Unified Derivation of Optimal Feedback Rate in Downlink Cellular Systems With Multi-Antenna Base Stations

A downlink cellular network in which base stations (BSs) are distributed according to a homogeneous Poisson point process is considered. Each BS simultaneously serves multiple single-antenna users for downlink transmission; zero-forcing beamforming (ZFBF) is used for spatial division multiplexing. Each user quantizes and feeds back the channel state information (CSI) to the transmitter to ensure that at least partial CSI is available at the transmitter. The net spectral efficiency is introduced as a main performance metric; it measures the net profit achieved by using limited-feedback-based ZFBF. This paper mainly analyzes the optimal number of feedback bits that maximizes the net spectral efficiency.
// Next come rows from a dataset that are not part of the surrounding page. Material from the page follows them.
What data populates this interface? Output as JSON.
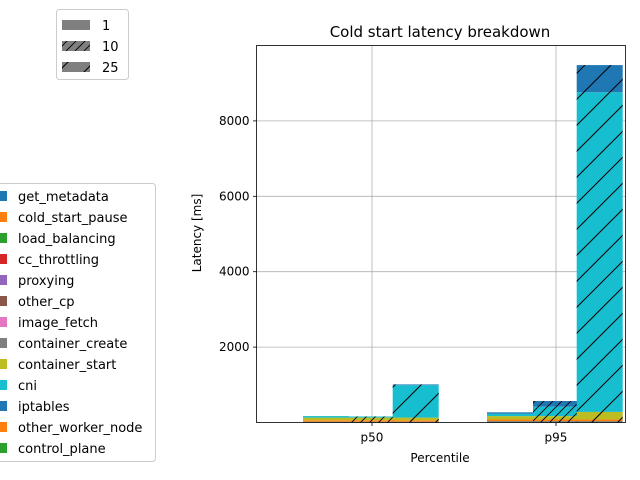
{
  "chart_data": {
    "type": "bar",
    "stacked": true,
    "title": "Cold start latency breakdown",
    "xlabel": "Percentile",
    "ylabel": "Latency [ms]",
    "categories": [
      "p50",
      "p95"
    ],
    "ylim": [
      0,
      10000
    ],
    "yticks": [
      2000,
      4000,
      6000,
      8000
    ],
    "grid": true,
    "group_sizes": [
      "1",
      "10",
      "25"
    ],
    "group_hatches": [
      "none",
      "//",
      "/"
    ],
    "series": [
      {
        "name": "get_metadata",
        "color": "#1f77b4"
      },
      {
        "name": "cold_start_pause",
        "color": "#ff7f0e"
      },
      {
        "name": "load_balancing",
        "color": "#2ca02c"
      },
      {
        "name": "cc_throttling",
        "color": "#d62728"
      },
      {
        "name": "proxying",
        "color": "#9467bd"
      },
      {
        "name": "other_cp",
        "color": "#8c564b"
      },
      {
        "name": "image_fetch",
        "color": "#e377c2"
      },
      {
        "name": "container_create",
        "color": "#7f7f7f"
      },
      {
        "name": "container_start",
        "color": "#bcbd22"
      },
      {
        "name": "cni",
        "color": "#17becf"
      },
      {
        "name": "iptables",
        "color": "#1f77b4"
      },
      {
        "name": "other_worker_node",
        "color": "#ff7f0e"
      },
      {
        "name": "control_plane",
        "color": "#2ca02c"
      }
    ],
    "bars": [
      {
        "category": "p50",
        "group": "1",
        "segments": [
          {
            "series": "get_metadata",
            "value": 20
          },
          {
            "series": "cold_start_pause",
            "value": 40
          },
          {
            "series": "container_start",
            "value": 70
          },
          {
            "series": "cni",
            "value": 40
          }
        ]
      },
      {
        "category": "p50",
        "group": "10",
        "segments": [
          {
            "series": "get_metadata",
            "value": 20
          },
          {
            "series": "cold_start_pause",
            "value": 40
          },
          {
            "series": "container_start",
            "value": 70
          },
          {
            "series": "cni",
            "value": 30
          }
        ]
      },
      {
        "category": "p50",
        "group": "25",
        "segments": [
          {
            "series": "get_metadata",
            "value": 20
          },
          {
            "series": "cold_start_pause",
            "value": 40
          },
          {
            "series": "container_start",
            "value": 70
          },
          {
            "series": "cni",
            "value": 860
          },
          {
            "series": "iptables",
            "value": 20
          }
        ]
      },
      {
        "category": "p95",
        "group": "1",
        "segments": [
          {
            "series": "get_metadata",
            "value": 30
          },
          {
            "series": "cold_start_pause",
            "value": 50
          },
          {
            "series": "container_start",
            "value": 90
          },
          {
            "series": "cni",
            "value": 60
          },
          {
            "series": "iptables",
            "value": 40
          }
        ]
      },
      {
        "category": "p95",
        "group": "10",
        "segments": [
          {
            "series": "get_metadata",
            "value": 30
          },
          {
            "series": "cold_start_pause",
            "value": 50
          },
          {
            "series": "container_start",
            "value": 90
          },
          {
            "series": "cni",
            "value": 250
          },
          {
            "series": "iptables",
            "value": 150
          }
        ]
      },
      {
        "category": "p95",
        "group": "25",
        "segments": [
          {
            "series": "get_metadata",
            "value": 30
          },
          {
            "series": "cold_start_pause",
            "value": 50
          },
          {
            "series": "container_start",
            "value": 200
          },
          {
            "series": "cni",
            "value": 8480
          },
          {
            "series": "iptables",
            "value": 720
          }
        ]
      }
    ]
  }
}
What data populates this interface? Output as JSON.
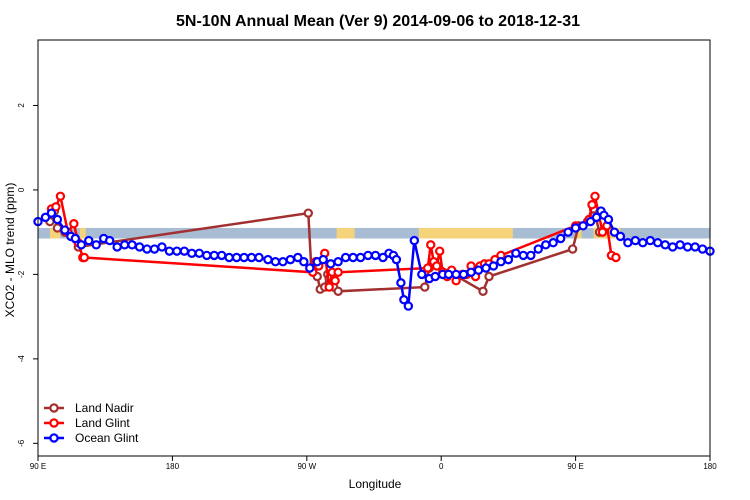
{
  "chart_data": {
    "type": "line",
    "title": "5N-10N Annual Mean (Ver 9)   2014-09-06 to 2018-12-31",
    "xlabel": "Longitude",
    "ylabel": "XCO2 - MLO trend (ppm)",
    "x_ticks": [
      {
        "value": -90,
        "label": "90 E"
      },
      {
        "value": 0,
        "label": "180"
      },
      {
        "value": 90,
        "label": "90 W"
      },
      {
        "value": 180,
        "label": "0"
      },
      {
        "value": 270,
        "label": "90 E"
      },
      {
        "value": 360,
        "label": "180"
      }
    ],
    "y_ticks": [
      {
        "value": 2,
        "label": "2"
      },
      {
        "value": 0,
        "label": "0"
      },
      {
        "value": -2,
        "label": "-2"
      },
      {
        "value": -4,
        "label": "-4"
      },
      {
        "value": -6,
        "label": "-6"
      }
    ],
    "xlim": [
      -90,
      360
    ],
    "ylim": [
      -6.3,
      3.55
    ],
    "grid": false,
    "legend_position": "bottom-left",
    "land_mask_band": {
      "ymin": -1.15,
      "ymax": -0.9,
      "ocean_color": "#a8bcd4",
      "land_color": "#f5d37a",
      "land_segments": [
        [
          -82,
          -75
        ],
        [
          -62,
          -58
        ],
        [
          110,
          122
        ],
        [
          165,
          228
        ],
        [
          270,
          274
        ],
        [
          282,
          300
        ]
      ]
    },
    "series": [
      {
        "name": "Land Nadir",
        "color": "#a23030",
        "x": [
          -82,
          -79,
          -77,
          -72,
          -63,
          91,
          93,
          95,
          97,
          99,
          102,
          104,
          105,
          108,
          111,
          169,
          172,
          176,
          208,
          212,
          268,
          272,
          278,
          282,
          286
        ],
        "y": [
          -0.75,
          -0.5,
          -0.9,
          -1.0,
          -1.35,
          -0.55,
          -1.85,
          -1.75,
          -2.05,
          -2.35,
          -2.3,
          -2.0,
          -2.1,
          -2.3,
          -2.4,
          -2.3,
          -1.85,
          -1.75,
          -2.4,
          -2.05,
          -1.4,
          -0.85,
          -0.75,
          -0.45,
          -1.0
        ]
      },
      {
        "name": "Land Glint",
        "color": "#ff0000",
        "x": [
          -81,
          -78,
          -75,
          -70,
          -66,
          -63,
          -60,
          -59,
          94,
          96,
          98,
          102,
          105,
          107,
          109,
          111,
          171,
          173,
          175,
          177,
          179,
          181,
          184,
          187,
          190,
          194,
          197,
          200,
          203,
          206,
          209,
          212,
          216,
          220,
          270,
          279,
          281,
          283,
          288,
          291,
          294,
          297
        ],
        "y": [
          -0.45,
          -0.4,
          -0.15,
          -1.0,
          -0.8,
          -1.25,
          -1.6,
          -1.6,
          -1.95,
          -1.7,
          -1.8,
          -1.5,
          -2.3,
          -1.95,
          -2.15,
          -1.95,
          -1.85,
          -1.3,
          -1.7,
          -1.8,
          -1.45,
          -1.95,
          -2.05,
          -1.9,
          -2.15,
          -2.0,
          -2.0,
          -1.8,
          -2.05,
          -1.8,
          -1.75,
          -1.75,
          -1.65,
          -1.55,
          -0.85,
          -0.7,
          -0.35,
          -0.15,
          -1.0,
          -0.85,
          -1.55,
          -1.6
        ]
      },
      {
        "name": "Ocean Glint",
        "color": "#0000ff",
        "x": [
          -90,
          -85,
          -81,
          -77,
          -72,
          -68,
          -65,
          -61,
          -56,
          -51,
          -46,
          -42,
          -37,
          -32,
          -27,
          -22,
          -17,
          -12,
          -7,
          -2,
          3,
          8,
          13,
          18,
          23,
          28,
          33,
          38,
          43,
          48,
          53,
          58,
          64,
          69,
          74,
          79,
          84,
          88,
          92,
          97,
          101,
          106,
          111,
          116,
          121,
          126,
          131,
          136,
          141,
          145,
          148,
          150,
          153,
          155,
          158,
          162,
          167,
          172,
          176,
          181,
          185,
          190,
          195,
          200,
          205,
          210,
          215,
          220,
          225,
          230,
          235,
          240,
          245,
          250,
          255,
          260,
          265,
          270,
          275,
          280,
          284,
          287,
          289,
          292,
          296,
          300,
          305,
          310,
          315,
          320,
          325,
          330,
          335,
          340,
          345,
          350,
          355,
          360
        ],
        "y": [
          -0.75,
          -0.65,
          -0.55,
          -0.7,
          -0.95,
          -1.1,
          -1.15,
          -1.3,
          -1.2,
          -1.3,
          -1.15,
          -1.2,
          -1.35,
          -1.3,
          -1.3,
          -1.35,
          -1.4,
          -1.4,
          -1.35,
          -1.45,
          -1.45,
          -1.45,
          -1.5,
          -1.5,
          -1.55,
          -1.55,
          -1.55,
          -1.6,
          -1.6,
          -1.6,
          -1.6,
          -1.6,
          -1.65,
          -1.7,
          -1.7,
          -1.65,
          -1.6,
          -1.7,
          -1.85,
          -1.7,
          -1.65,
          -1.75,
          -1.7,
          -1.6,
          -1.6,
          -1.6,
          -1.55,
          -1.55,
          -1.6,
          -1.5,
          -1.55,
          -1.65,
          -2.2,
          -2.6,
          -2.75,
          -1.2,
          -2.0,
          -2.1,
          -2.05,
          -2.0,
          -2.0,
          -2.0,
          -2.0,
          -1.95,
          -1.9,
          -1.85,
          -1.8,
          -1.7,
          -1.65,
          -1.5,
          -1.55,
          -1.55,
          -1.4,
          -1.3,
          -1.25,
          -1.15,
          -1.0,
          -0.9,
          -0.85,
          -0.75,
          -0.65,
          -0.5,
          -0.6,
          -0.7,
          -1.0,
          -1.1,
          -1.25,
          -1.2,
          -1.25,
          -1.2,
          -1.25,
          -1.3,
          -1.35,
          -1.3,
          -1.35,
          -1.35,
          -1.4,
          -1.45
        ]
      }
    ]
  }
}
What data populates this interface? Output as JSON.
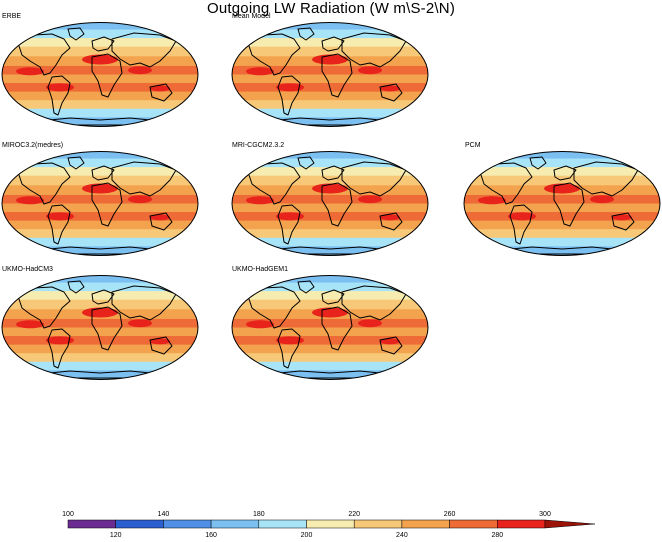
{
  "title": "Outgoing LW Radiation (W m\\S-2\\N)",
  "panels": [
    {
      "label": "ERBE"
    },
    {
      "label": "Mean Model"
    },
    {
      "label": "MIROC3.2(medres)"
    },
    {
      "label": "MRI-CGCM2.3.2"
    },
    {
      "label": "PCM"
    },
    {
      "label": "UKMO-HadCM3"
    },
    {
      "label": "UKMO-HadGEM1"
    }
  ],
  "colorbar": {
    "colors": [
      "#6a2c91",
      "#2a5fd0",
      "#4f8fe6",
      "#7cc0f2",
      "#a8e4f7",
      "#f7ecb0",
      "#f6c877",
      "#f3a34e",
      "#ee6a36",
      "#e8231c",
      "#9a1208"
    ],
    "top_labels": [
      "100",
      "140",
      "180",
      "220",
      "260",
      "300"
    ],
    "bottom_labels": [
      "120",
      "160",
      "200",
      "240",
      "280"
    ]
  },
  "map_style": {
    "ocean_color": "#f3a34e",
    "land_outline_color": "#000000",
    "band_colors": [
      "#7cc0f2",
      "#a8e4f7",
      "#f7ecb0",
      "#f6c877",
      "#f3a34e",
      "#ee6a36",
      "#e8231c"
    ]
  }
}
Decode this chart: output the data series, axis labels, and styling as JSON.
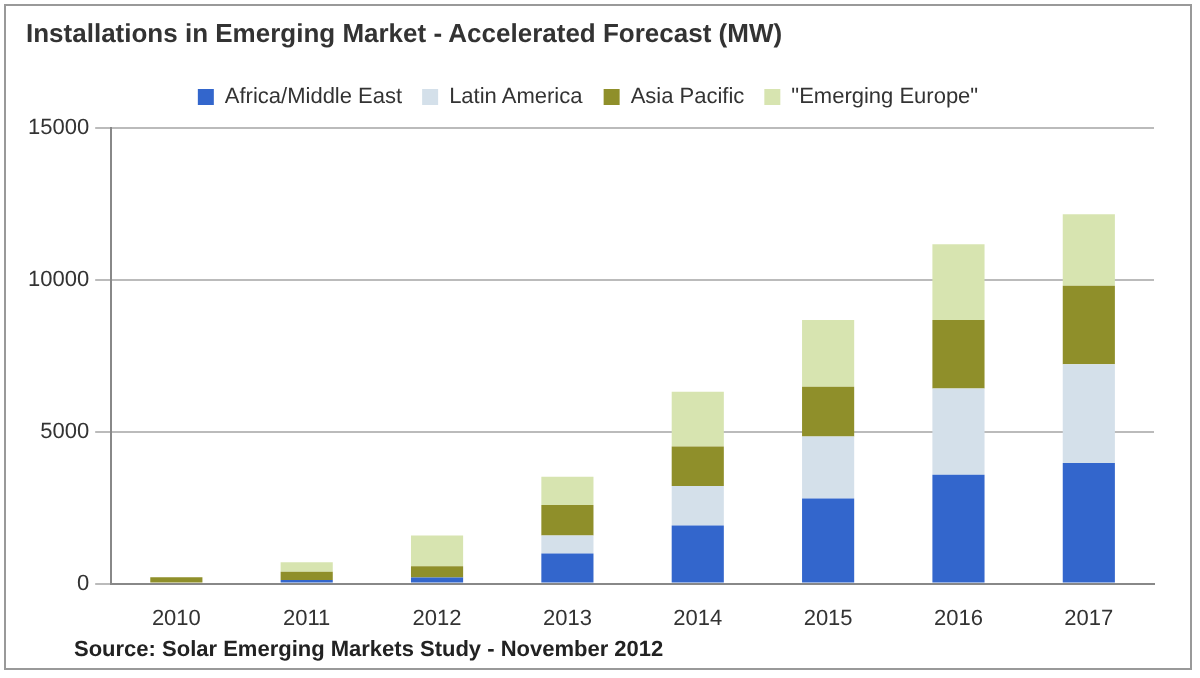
{
  "chart_data": {
    "type": "bar",
    "title": "Installations in Emerging Market - Accelerated Forecast (MW)",
    "categories": [
      "2010",
      "2011",
      "2012",
      "2013",
      "2014",
      "2015",
      "2016",
      "2017"
    ],
    "series": [
      {
        "name": "Africa/Middle East",
        "color": "#3366cc",
        "values": [
          null,
          120,
          200,
          990,
          1910,
          2800,
          3580,
          3970
        ]
      },
      {
        "name": "Latin America",
        "color": "#d4e0ea",
        "values": [
          null,
          null,
          null,
          590,
          1300,
          2040,
          2840,
          3250
        ]
      },
      {
        "name": "Asia Pacific",
        "color": "#8f8f2a",
        "values": [
          210,
          270,
          370,
          1010,
          1300,
          1640,
          2260,
          2590
        ]
      },
      {
        "name": "\"Emerging Europe\"",
        "color": "#d7e4b0",
        "values": [
          null,
          310,
          1010,
          930,
          1810,
          2200,
          2490,
          2350
        ]
      }
    ],
    "stacked": true,
    "ylim": [
      0,
      15000
    ],
    "yticks": [
      0,
      5000,
      10000,
      15000
    ],
    "grid": "y",
    "legend": "top",
    "annotations": [
      "Source: Solar Emerging Markets Study - November 2012"
    ]
  }
}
The optimal number is analyzed with respect to various important system parameters by extending and generalizing previous studies. Specifically, this paper analyzes the asymptotic behaviors of the optimal number with respect to the signal-to-noise ratio (SNR) and the channel coherence time; it does so by providing close approximations to the optimal number that is generally satisfied regardless of the values of the SNR, number of users, path loss exponent, and channel coherence time. It is demonstrated by simulation that the proposed approximations are extremely close to the optimal number on the region of interest of the system parameters.